The highly anticipated Google + was released globally yesterday to much fanfare and mixed reviews and is said to be Google’s response to Facebook’s social paradigm. Unfortunately comparisons are already being made to Google Wave and Buzz, the last attempts at “personifying” the web. One failed due to lack of interest and use, the other because of escalating privacy concerns respectively. Google maintains that the + is not a response to Facebook but rather an attempt to keep organizing the worlds information in a way that makes sharing and collaboration more effective.
So what makes the + project different? Did Google finally wake up and smell the “sharing is caring” mantra? “We believe online sharing is broken. And even awkward,” Vic Gundotra says. “We think connecting with other people is a basic human need. We do it all the time in real life, but our online tools are rigid. They force us into buckets — or into being completely public,” he continues. “Real life sharing is nuanced and rich. It has been hard to get that into software,” (Vic Gundotra for TechCrunch) Connect? Yes. Force my contacts into buckets? Perhaps slightly less appealing.
Let’s examine a few commonly accepted notions shall we.
It is important for Google to be social.
It is in fact not important for Google to be social or attempt to mimic Facebooks offerings. The very beauty of search is that you are presented with results and options in an unbiased and neutral way (discussions about The Algorithm can be taken offline.) If people truly wanted recommendations rather than search results, they would ask someone on Facebook. Or the person sitting behind their proverbial cubicle. Google offers users the tools and the means to choose how they spend their time online and more importantly a way to access information be it mobile or desktop. The real question should be what users do with the content they are experiencing and not other individuals. Does having someone in one of your circles mean you are more likely to video chat with them? Am I going to tell a whole circle of people that I LOVED an article or a meal in a certain restaurant?
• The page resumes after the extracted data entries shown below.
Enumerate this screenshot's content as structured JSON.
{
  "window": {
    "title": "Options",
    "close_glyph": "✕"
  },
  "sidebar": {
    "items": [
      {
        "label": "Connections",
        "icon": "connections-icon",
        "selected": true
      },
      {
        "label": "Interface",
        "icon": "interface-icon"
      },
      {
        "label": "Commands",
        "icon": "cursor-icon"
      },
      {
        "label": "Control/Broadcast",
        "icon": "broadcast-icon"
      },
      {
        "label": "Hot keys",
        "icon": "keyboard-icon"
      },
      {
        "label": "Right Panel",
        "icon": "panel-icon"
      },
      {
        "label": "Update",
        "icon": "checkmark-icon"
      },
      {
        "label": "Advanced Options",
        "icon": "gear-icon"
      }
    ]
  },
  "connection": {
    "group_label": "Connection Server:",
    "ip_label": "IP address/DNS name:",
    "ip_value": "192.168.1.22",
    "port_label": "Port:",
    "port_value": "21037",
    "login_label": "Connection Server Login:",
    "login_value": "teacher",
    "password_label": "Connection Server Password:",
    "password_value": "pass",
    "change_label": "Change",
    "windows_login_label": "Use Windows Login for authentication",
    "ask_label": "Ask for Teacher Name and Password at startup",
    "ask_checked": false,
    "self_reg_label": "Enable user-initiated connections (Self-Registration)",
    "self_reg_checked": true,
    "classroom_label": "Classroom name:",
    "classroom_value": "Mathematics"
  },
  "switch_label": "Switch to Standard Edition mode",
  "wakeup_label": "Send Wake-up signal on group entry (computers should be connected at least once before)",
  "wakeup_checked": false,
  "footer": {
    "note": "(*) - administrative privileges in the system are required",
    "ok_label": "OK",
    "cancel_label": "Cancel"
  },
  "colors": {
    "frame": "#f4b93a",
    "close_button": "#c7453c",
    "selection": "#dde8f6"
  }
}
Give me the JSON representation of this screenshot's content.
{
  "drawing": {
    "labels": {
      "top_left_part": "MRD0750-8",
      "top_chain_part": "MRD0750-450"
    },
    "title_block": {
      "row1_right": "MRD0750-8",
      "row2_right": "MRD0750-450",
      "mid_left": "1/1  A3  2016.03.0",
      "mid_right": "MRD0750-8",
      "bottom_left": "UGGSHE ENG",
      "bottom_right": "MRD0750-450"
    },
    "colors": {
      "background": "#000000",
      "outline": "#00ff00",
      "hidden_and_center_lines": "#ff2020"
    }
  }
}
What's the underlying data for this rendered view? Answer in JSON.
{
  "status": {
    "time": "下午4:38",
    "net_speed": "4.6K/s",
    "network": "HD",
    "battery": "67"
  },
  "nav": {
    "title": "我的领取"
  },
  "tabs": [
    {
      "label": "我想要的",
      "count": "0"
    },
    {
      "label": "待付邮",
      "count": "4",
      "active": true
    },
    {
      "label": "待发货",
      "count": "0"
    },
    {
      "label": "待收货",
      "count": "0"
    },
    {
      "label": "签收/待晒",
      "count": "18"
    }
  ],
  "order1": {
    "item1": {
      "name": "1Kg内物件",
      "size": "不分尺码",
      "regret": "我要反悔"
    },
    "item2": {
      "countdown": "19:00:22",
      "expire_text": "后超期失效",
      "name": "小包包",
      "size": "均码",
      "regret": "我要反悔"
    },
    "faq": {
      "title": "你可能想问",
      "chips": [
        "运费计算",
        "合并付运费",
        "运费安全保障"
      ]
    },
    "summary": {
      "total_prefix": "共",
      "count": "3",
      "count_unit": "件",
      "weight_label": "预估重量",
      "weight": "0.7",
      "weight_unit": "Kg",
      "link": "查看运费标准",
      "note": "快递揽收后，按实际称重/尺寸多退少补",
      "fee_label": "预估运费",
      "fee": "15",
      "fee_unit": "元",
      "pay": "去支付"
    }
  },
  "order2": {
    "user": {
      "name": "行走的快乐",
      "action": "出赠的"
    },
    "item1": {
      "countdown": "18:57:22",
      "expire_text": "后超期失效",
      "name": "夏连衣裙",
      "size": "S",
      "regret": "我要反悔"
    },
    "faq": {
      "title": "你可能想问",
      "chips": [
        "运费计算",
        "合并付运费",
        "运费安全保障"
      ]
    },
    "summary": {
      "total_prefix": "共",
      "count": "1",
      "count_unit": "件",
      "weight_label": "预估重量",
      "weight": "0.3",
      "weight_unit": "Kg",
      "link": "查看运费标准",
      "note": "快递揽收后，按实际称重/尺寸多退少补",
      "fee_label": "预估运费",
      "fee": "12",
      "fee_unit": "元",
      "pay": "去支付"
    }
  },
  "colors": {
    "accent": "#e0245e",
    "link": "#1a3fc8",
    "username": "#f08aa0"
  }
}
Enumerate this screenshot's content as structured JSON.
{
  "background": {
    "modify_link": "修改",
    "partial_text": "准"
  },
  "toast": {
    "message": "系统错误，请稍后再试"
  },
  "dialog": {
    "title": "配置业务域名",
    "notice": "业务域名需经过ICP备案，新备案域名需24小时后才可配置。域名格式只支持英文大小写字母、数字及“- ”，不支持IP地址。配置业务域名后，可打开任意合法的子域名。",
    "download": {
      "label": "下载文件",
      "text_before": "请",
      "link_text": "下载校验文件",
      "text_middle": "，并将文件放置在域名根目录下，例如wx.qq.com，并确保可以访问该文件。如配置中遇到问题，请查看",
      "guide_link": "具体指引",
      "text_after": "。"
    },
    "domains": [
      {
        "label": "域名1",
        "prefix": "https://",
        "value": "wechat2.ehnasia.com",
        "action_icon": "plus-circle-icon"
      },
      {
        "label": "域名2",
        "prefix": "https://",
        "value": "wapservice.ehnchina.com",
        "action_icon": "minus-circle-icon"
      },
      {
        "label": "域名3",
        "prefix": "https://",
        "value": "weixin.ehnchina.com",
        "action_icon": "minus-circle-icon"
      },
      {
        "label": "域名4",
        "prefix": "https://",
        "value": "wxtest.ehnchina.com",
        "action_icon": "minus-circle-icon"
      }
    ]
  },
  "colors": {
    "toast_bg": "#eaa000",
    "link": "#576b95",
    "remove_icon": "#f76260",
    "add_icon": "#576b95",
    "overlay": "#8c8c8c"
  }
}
Companies should stick to their core competencies.
So what this means is that Facebook should not attempt search and in return, Google should forget dreams of going “social.” It has been argued that Google has finally realized the importance of, well, other people not just data-driven search results. However, Google has made a name for itself by trying out the bizarre (driver less car anyone?) to the downright innovative and technologically forward (Chrome, Android) which potentially now includes a whole new way of collaborating and “hanging out” online. Thank the G(r)eek Gods that Google didn’t just stick to search!
Anonymity on the web is a bad thing.
No, inability to share content efficiently and infringements on privacy are bad. Hands up how many of us don’t mind being incognito every once in a while? As in real life, companies don’t always have to know what I am up to. Google already has all of my information. Facebook already owns every piece of my life that I have voluntarily given it. Does my search history really have to reflect that I am looking for a cure to a potentially embarrassing disease? Do my search results for a hotel in Barcelona have to show what someone I emailed once (and ergo stuck to my G-contacts) thought about his experience? The key take-away for companies here is to learn how to monetize and emphasize the users “likes” and “+1’s” and not to find out even more about who they are what makes them tick.
Conclusion? Like the rest of the world I will wait and see what Google + does for my online interactions and am cautiously optimistic that the Big G are onto a winner here. Let’s just hope that people learn how to manage their circles and don’t add their boss into the Friends circle.